There is indeed a ton of low-hanging fruit. We can leverage, for example, deep neural networks to learn from vast stores of image-based data. And the same real-time, interpretive analysis of pedestrians used to guide Tesla trajectories can help us understand the progression of acute macular degeneration, quantify fatigue attributable to multiple sclerosis, and measure the behavioral manifestations of genetic autism disorders in preclinical models. Who would have thought that an app used to find a cat on the internet would help us find first medicines for severe neurologic diseases?

But biopharma should not be so complacent. For years, biopharma exemplified this narrative of applied science in the natural sciences, where innovation in the academy prompted derivative applied research in industry.

Today, I see real parity among leading institutions in academia and industry with respect to fundamental discovery research, enabling technology and experimental methodology. We should therefore not repeat this history or download for too long. Much of drug hunting is not processive or image-based, but rather artisanal and guided by quantum mechanics. So we are beginning to craft the bespoke computational framework befitting the science of therapeutics. 

A human resource

Science is not a molecules, genes and data business; it is ever more a people business. As not all of our associates will have prior coding experience, we have recruited and cultivated a generation of data scientists to work shoulder-to-shoulder with project teams at all stages of discovery and early drug development.

More than 250 data scientists have joined our ranks. (We once humbly wondered if we could attract top computational talent away from the dot-com world of unicorn hunting.) Indeed, most arrive at NIBR following domain-agnostic training or productive careers in the retail and marketing world, now compelled to contribute their computational gifts to humanity through the innovation of breakthrough medicines for life-threatening diseases. Unsurprisingly, their download speed on human biology and cheminformatics is ripping fast, but they have also uploaded to our organization a firm cultural adaptation to the new digital reality – a sense of curiosity and wonder.

Humility

Having led a laboratory effort that leaned heavily on large, genome-wide datasets to understand drugs that affect cellular memory in cancer (integrative epigenomic analysis of BET bromodomain inhibitors), I have seen the power of data science in service to drug discovery. Measures of genome structure in cancer models and patient samples led to previously unrecognized mechanistic insights into cancer biology and tumor dependencies. These ultimately guided the path for drug development.

I have also seen how hard it is to create, debug, deploy, share, service and sustain the suite of novel applications required to integrate disparate datasets and answer specific questions of human biology. Even from my role here at NIBR, one of the largest and most impactful biomedical research institutes in the world, it is humbling to witness the pace of AI and quantum computing in other industries.
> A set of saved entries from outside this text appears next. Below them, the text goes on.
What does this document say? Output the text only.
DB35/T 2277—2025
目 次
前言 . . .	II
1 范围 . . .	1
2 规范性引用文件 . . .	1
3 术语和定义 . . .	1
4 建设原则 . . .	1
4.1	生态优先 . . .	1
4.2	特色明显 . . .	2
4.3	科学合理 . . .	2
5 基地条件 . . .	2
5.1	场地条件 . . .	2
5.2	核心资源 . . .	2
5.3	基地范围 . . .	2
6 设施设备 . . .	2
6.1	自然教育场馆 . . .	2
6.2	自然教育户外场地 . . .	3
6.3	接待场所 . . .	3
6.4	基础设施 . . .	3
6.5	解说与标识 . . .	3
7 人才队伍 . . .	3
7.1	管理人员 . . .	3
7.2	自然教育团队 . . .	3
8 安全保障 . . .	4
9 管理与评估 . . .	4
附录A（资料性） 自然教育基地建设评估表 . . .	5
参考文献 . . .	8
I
So we are approaching this work with total humility and openness to collaboration, and we think we are a pretty great partner for innovators in this space. We have a critical mission for humanity, an industry-leading record of productive shoulder-to-shoulder innovation, science at the clinical interface where secondary endpoints are easy to add, and tons of data. Indeed, our data scientists presently leverage more than 50 petabytes of discovery data, more than 1 billion unique compounds, and more than 1 million highly-structured patient records from prospective studies. Please challenge us with your important ideas.
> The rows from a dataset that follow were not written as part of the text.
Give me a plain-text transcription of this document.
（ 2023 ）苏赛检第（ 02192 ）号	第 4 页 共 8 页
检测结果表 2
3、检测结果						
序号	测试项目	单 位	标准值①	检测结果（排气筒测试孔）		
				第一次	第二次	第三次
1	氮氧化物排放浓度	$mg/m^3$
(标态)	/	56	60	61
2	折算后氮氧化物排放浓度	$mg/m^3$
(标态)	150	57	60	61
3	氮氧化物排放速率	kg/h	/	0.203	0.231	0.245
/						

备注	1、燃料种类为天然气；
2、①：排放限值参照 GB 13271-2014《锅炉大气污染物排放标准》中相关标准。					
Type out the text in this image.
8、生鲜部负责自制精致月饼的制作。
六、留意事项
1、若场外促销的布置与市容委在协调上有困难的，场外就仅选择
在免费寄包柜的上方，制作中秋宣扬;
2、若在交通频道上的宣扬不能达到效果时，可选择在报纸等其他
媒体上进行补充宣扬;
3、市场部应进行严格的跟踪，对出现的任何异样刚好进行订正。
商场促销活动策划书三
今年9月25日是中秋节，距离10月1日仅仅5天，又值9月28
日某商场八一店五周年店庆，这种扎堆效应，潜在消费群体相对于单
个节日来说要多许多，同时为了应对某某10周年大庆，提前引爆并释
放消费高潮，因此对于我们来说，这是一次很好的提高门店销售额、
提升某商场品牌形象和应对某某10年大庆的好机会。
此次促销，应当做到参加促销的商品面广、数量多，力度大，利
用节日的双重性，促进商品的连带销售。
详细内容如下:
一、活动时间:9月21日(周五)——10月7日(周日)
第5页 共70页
I recently took the podium at BIO 2018 to talk about these and other opportunities to advance data science in therapeutics science. There is so much opportunity. My best advice is to learn to code or find a friend who can code, to hack drug discovery with cutting edge AI algorithms, and to organize around the most pressing challenges facing patients today – all the while reimagining medicine in this brave new digital world.